Oklahoma Workers Expose RTW Lies
In 2001, Oklahoma passed a so-called right to work (RTW) law and its backers made the exact claims Hoosiers are hearing today. RTW proponents painted a picture of a booming economy with huge job creation as companies would swoop into Oklahoma like the Boomer Sooners of the 1889 land rush. None of that ever materialized, two Oklahoma workers told an Indiana statehouse news conference this morning.
Jesse Isbell worked for 36 years at the Bridgestone Tire plant in Oklahoma City before it shut down 2006 and the jobs were shipped to Mexico.
There is absolutely no anecdotal or empirical evidence that RTW has benefitted Oklahoma’s state economy in any way. The company made the decision to outsource our jobs even though the proponents of the right-to-work legislation claimed it would prevent such departures and even attract new businesses to locate in the state.
Gov. Mitch Daniels (R) and the Republican lawmakers pushing RTW in the Hoosier State claim hundreds of businesses have decided not locate in Indiana because the state lacks a RTW law. But they cannot produce a single example. Isbell says that’s a re-run of what Oklahomans heard in 2001.
Proponents of RTW in Oklahoma literally said that employers were lined up at the state line ready to move to Oklahoma once the bill became law. Mind you, they never offered any specific examples, and those nameless companies never materialized to become employers in Oklahoma. Beware of any argument that makes similar claims without specifics to back it up.
Since the law passed in 2001, the number of new companies coming into Oklahoma has decreased by one-third and the number of manufacturing jobs in the state has fallen by one-third, according to the U.S. Bureau of Labor Statistics. Kitti Asberry, who lost her job of 27 years after the General Motors plant in Oklahoma shuttered in 2005–tossing 2,400 people out of work–said:
Right to work has not fulfilled the promises of its proponents in the 10 years since it passed. In fact, Oklahoma has slipped economically with so many jobs moving to Mexico and other countries. And the jobs that remain are paying lower wages than before the law took effect.
Asberry told reporters that those lower wages since RTW became law means working families have diminished disposable income and are buying less food, housing, services, travel and entertainment and are relying more on government assistance.
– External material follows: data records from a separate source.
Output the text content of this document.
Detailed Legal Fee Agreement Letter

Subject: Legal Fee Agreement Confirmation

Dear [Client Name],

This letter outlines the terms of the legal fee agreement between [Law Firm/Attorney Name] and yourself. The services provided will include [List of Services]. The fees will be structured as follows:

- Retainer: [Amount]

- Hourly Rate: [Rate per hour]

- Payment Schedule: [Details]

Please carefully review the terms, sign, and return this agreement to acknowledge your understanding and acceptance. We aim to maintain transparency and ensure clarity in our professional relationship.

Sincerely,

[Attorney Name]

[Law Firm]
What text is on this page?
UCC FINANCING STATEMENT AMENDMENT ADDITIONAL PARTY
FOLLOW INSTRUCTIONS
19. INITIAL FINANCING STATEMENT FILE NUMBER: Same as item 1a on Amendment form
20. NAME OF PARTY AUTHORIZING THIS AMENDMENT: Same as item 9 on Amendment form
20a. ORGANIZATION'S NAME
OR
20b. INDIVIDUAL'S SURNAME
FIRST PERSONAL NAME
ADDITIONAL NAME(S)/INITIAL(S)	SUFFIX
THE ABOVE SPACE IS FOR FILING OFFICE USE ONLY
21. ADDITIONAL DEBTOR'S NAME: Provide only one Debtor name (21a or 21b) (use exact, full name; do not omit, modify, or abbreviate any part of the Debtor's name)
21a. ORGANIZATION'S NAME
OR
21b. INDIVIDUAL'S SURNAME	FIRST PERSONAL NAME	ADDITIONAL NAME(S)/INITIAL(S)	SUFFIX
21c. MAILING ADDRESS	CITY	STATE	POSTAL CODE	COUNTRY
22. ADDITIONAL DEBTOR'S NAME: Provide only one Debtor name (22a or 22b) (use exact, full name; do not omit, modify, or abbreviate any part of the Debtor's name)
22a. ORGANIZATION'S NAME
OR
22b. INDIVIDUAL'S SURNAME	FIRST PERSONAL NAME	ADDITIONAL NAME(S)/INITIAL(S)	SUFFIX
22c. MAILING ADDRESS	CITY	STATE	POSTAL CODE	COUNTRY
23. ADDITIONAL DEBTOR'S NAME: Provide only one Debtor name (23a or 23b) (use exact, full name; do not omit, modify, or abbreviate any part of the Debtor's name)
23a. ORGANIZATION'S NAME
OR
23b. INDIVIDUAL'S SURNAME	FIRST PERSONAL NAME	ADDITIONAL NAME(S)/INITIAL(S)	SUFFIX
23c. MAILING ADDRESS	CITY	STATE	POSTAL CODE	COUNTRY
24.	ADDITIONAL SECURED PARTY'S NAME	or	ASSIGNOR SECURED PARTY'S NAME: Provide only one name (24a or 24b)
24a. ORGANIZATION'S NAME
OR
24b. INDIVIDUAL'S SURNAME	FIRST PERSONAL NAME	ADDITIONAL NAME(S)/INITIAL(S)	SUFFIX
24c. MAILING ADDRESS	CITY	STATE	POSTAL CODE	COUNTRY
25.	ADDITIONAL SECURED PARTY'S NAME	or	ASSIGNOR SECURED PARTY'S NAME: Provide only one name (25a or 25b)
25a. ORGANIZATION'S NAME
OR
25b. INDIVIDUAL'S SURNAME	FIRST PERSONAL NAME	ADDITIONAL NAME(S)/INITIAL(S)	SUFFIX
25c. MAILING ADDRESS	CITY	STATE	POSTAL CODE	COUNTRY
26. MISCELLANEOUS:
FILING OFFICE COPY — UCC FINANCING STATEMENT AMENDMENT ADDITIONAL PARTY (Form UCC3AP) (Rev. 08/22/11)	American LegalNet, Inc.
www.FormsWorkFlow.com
I have to warn the people of Indiana of the slow, vicious cycle that RTW has on families. Cycles of decreasing resources for our schools, cycles of increasing reliance on public assistance, cycles of increasing crime and incarceration rates, just to name a few, have all been fueled by the downward cycle of lowering wages and job quality. This is what a RTW economy looks like and it falls far short of the promises made by those who were pushing for its adoption 10 years ago.